Review: The Frog Princess (film)

This post takes 3 minutes to read

I was excited to finally watch this film a few weeks ago [in 2013]. Having spent a lot of time studying Disney at various stages of my degree, the lack of racial diversity and positive representations of people of colour is one of many aspects of Disney ideology that seriously bothered me. I am ever increasingly aware of my excess in privilege. As a white, middle class Australian, I do not have a strong understanding of the experiences of minorities in America except what I see through media. I do not feel adequately equipped to discuss at length the representations of race in this film, but will attempt to outline some of my concerns.

The final credits state the film was "inspired in part" by the novel by E. D Baker The Frog Princess. Pretty much the only thing taken from the novel is the idea of the girl become a frog instead of the frog returning to his Prince form when they kiss.


  • The decision to have an African American princess is good. It is a good thing, but I do have some reservations about it (see Problems).
  • Tiana is an interesting character, she has personality, aspirations not solely focused on marrying a Prince, and something she is passionate about.
  • Tiana's future happiness is not entirely based on finding a husband.
  • The relationship is not love at first sight, there is some kind of relationship development.
  • The film shows that working hard for what you want is rewarding in and of itself.
  • The idea of the princess turning into a frog is cool, and removes some of the more problematic aspects of the original fairy tale (creepy frog sleeping in the girl's bed, her father making her etc.)


This is a pretty good post that shares many of my concerns about the film, but is also somewhat positive.

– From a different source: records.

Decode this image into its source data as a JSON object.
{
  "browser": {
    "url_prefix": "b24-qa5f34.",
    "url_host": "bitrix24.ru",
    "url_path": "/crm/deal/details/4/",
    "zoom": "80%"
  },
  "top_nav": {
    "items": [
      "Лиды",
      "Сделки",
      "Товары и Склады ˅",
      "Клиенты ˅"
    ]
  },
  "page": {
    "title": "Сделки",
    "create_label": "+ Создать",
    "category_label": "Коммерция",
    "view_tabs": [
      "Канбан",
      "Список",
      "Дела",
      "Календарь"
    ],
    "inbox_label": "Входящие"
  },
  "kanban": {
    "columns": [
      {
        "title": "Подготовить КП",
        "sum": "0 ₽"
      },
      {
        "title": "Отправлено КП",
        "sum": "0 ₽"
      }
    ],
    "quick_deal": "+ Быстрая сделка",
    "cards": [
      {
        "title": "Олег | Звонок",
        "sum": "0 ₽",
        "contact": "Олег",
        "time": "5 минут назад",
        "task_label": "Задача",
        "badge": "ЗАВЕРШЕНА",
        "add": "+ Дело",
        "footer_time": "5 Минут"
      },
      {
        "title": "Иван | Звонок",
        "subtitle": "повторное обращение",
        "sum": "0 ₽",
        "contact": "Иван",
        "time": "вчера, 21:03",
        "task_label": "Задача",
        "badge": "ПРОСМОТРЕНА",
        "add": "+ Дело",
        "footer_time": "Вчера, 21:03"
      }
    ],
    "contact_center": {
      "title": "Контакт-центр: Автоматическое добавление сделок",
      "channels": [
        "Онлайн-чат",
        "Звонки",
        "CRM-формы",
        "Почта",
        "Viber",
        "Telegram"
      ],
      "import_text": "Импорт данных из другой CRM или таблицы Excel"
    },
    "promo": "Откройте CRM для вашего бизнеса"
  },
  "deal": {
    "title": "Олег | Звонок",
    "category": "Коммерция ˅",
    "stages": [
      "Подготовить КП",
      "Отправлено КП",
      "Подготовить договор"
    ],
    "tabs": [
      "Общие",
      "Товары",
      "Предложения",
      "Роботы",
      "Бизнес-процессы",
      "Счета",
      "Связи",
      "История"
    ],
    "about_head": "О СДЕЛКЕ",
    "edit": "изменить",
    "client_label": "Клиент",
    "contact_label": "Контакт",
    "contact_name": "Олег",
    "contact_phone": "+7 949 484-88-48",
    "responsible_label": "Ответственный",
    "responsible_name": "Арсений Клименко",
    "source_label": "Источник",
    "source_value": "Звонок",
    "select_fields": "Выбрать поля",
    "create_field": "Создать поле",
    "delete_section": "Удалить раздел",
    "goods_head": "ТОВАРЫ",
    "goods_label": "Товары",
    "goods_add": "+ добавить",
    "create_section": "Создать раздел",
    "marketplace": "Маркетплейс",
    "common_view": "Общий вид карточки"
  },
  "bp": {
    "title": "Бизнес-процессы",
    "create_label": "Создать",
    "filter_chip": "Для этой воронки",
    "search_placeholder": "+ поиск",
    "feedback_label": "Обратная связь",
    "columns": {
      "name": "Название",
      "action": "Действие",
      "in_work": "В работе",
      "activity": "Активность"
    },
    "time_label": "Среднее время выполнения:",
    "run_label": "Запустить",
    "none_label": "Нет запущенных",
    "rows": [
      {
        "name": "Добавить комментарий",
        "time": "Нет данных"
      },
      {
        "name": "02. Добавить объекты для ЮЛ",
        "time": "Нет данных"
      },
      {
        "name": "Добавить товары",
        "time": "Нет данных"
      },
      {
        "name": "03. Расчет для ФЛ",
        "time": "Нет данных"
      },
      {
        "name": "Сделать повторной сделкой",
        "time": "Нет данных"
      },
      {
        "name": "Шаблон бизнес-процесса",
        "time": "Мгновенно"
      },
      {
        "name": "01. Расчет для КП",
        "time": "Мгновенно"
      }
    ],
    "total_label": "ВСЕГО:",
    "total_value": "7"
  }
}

  • For some time now Disney has been "diversifying" their Disney Princesses. I use inverted commas because I do not believe that this is much more than a token gesture by the corporation, and Tiana does not seem like an exception.
  • The fact it took Disney until 2009 to create an African American princess is ridiculous.
  • Disney ideology is a pervasive and incredibly powerful cultural force and has been for some time. It has significantly contributed to racists discourses. The fact there was no attempt in this film to address any kind of discussion on the racist history of America (despite being set in the 20's) undermines the attempt to represent non-white experiences.
  • A particularly good critical analysis of the way race is depicted in this film can be found here.


  • The plot primarily revolves around Tiana and Prince Naveen's developing romance, and while it's not love at first sight it still happens pretty quickly, and despite Naveen's clearly depicted character flaws.
  • It perpetuates the myth of "fixing" someone through a relationship, which is never healthy.
  • While Tiana's character is much more rounded than some of the other Disney Princesses, the other female characters are pretty stereotypical and one dimensional.
  • There were significantly more male characters than female.
  • Ray's weird "relationship" with Evangeline, like a woman doesn't even need to be real for you to have a relationship, all you have to do is talk at her. (This is mostly an irritation in the context of broader cultural representations of women than the specifics of the film).


  • One of the strongest aspects of Disney Ideology is the Americanism of hard work = success. Therefore is you are unsuccessful you didn't work hard enough, and it's your own fault. This movie fully embraces this ideology.
  • Poverty is not that simple, the world is complex and it is set up to help certain kinds of privileged people succeed.
  • Class has really strong correlations to both race and gender and the film really glossed over all the kinds of obstacles and difficulties a character like Tiana would actually have faced in this period (and quite possibly still today)
  • The representations of the fireflies made me very uncomfortable. They were extreme and unkind stereotypes.


While I can be very critical of Disney, and particularly their films, I do actually really enjoy most of their content (perhaps nostalgia has something to do with it). However, I did not enjoy most of this film. Through out the film I had a growing sense of unease, as it became clear the film lacked of any meaningful engagement with racial, gender or class issues. I didn't really connect with the story, in part this may be because of how much I liked E.D Baker's novel. The novel is a really great adaptation of the original fairy tale and her protagonist Emma is fabulous, flawed, strong, compassionate and relational. Most of what made the adaptation so great was lost in the film.

I think what I disliked most, and why I wouldn't bother watching it again, is that there was a real opportunity for positive representations and it fails significantly to live up to the expectations I had.